Eby also appointed Andrew Mercier, a young rising star in his backbench, as parliamentary secretary in the forests ministry, to re-engage the sector.
“Andrew’s job will be to work with you to address those gaps between the trees that are available, and those with access to the tenure and fibre supply at operations big and small across the province,” Eby told the resources forum.
“The reason why I’ve asked Andrew to take on this important work is because I believe that the forestry industry is critically important to our province. I take the fibre supply issues that you’re facing deadly serious. I understand that communities depend on this, not just for direct jobs, but for all the spin-off jobs.”
‘The goal posts keep moving’
BC United leader Kevin Falcon, who listened to Eby’s speech in Prince George, scoffed at his promises.
“The biggest criticism you’ll hear is the goal posts keep moving,” said Falcon. “There’s so much uncertainty being created after seven years of this government. Permit paralysis is a huge problem. So what we’re seeing is capital fleeing the province.”
Falcon offered up his own natural resources plan, the centrepiece of which was an Indigenous loan guarantee program.

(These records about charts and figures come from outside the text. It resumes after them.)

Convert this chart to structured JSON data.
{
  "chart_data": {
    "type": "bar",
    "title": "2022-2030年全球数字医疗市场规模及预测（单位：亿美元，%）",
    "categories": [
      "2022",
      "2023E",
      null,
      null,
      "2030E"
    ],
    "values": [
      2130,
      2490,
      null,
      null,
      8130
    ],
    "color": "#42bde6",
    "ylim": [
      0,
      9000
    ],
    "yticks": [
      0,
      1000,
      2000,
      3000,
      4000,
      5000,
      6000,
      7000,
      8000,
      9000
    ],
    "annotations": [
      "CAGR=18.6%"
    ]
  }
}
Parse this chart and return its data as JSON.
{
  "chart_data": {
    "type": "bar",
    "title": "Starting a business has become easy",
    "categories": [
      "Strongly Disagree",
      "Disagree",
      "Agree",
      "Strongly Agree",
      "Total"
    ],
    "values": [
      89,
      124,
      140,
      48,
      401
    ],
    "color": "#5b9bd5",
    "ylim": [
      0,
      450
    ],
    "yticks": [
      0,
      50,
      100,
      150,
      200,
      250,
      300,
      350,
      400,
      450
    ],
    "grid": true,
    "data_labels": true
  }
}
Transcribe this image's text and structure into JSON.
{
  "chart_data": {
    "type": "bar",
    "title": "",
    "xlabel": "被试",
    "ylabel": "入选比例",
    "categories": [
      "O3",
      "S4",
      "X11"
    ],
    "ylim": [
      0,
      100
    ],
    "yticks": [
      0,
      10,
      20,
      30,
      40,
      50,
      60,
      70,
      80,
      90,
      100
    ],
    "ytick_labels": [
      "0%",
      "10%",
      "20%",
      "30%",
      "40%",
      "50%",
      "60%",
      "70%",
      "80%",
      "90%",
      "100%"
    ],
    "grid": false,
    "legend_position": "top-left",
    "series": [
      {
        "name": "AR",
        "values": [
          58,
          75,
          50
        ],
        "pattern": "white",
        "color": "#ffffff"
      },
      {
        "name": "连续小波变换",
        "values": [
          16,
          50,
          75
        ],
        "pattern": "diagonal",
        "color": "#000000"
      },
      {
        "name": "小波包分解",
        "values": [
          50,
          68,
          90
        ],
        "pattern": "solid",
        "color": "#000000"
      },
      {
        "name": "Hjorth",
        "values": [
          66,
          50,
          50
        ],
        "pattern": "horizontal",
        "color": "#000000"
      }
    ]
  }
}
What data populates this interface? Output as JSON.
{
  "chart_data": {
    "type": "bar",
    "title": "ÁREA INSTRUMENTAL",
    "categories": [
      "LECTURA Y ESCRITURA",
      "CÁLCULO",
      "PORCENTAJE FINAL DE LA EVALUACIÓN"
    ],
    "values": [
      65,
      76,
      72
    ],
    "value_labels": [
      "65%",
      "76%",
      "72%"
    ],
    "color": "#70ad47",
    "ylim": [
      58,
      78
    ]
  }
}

“I met with half a dozen chiefs that are very pro-LNG and they were very excited to hear about this program,” said Falcon.
“Because what it will do is provide loan guarantees to participating First Nations so they can be full equity partners for projects that will make sense for their communities, whether its oil and gas or mining or clean tech or IPPs (independent power projects).”
Falcon and Eby also duelled this week over expanding the electricity grid to meet future demand. Falcon promised to restore IPPs cancelled by the NDP government, to help generate new power. Though he also doubled down on natural gas as a viable fuel source for the future, something environmental groups have said will never allow the province to hits its climate targets.
Eby, in turn, unveiled a new 10-year capital plan for BC Hydro that added more than $10 billion in new upgrades and refurbishments to existing generating stations and lines, including added capacity from Prince George to Stikine. It fell short of a new high-capacity transmission line to the north coast to feed liquified natural gas terminals.
Meanwhile, back at the Truckloggers convention, the industry appealed to Eby to help with the existential crisis facing forestry.
“We have to get through to the community it’s okay to cut down trees?” Russell asked him.
“How do we change the perception?”
Eby said he’s open to new ideas, and new aid, to help the sector transition through difficult times.
“My success in politics has been listening and getting things done,” he said.
Both sectors say the premier’s doing a good job on the first part. On the second, though, they are still waiting hopefully.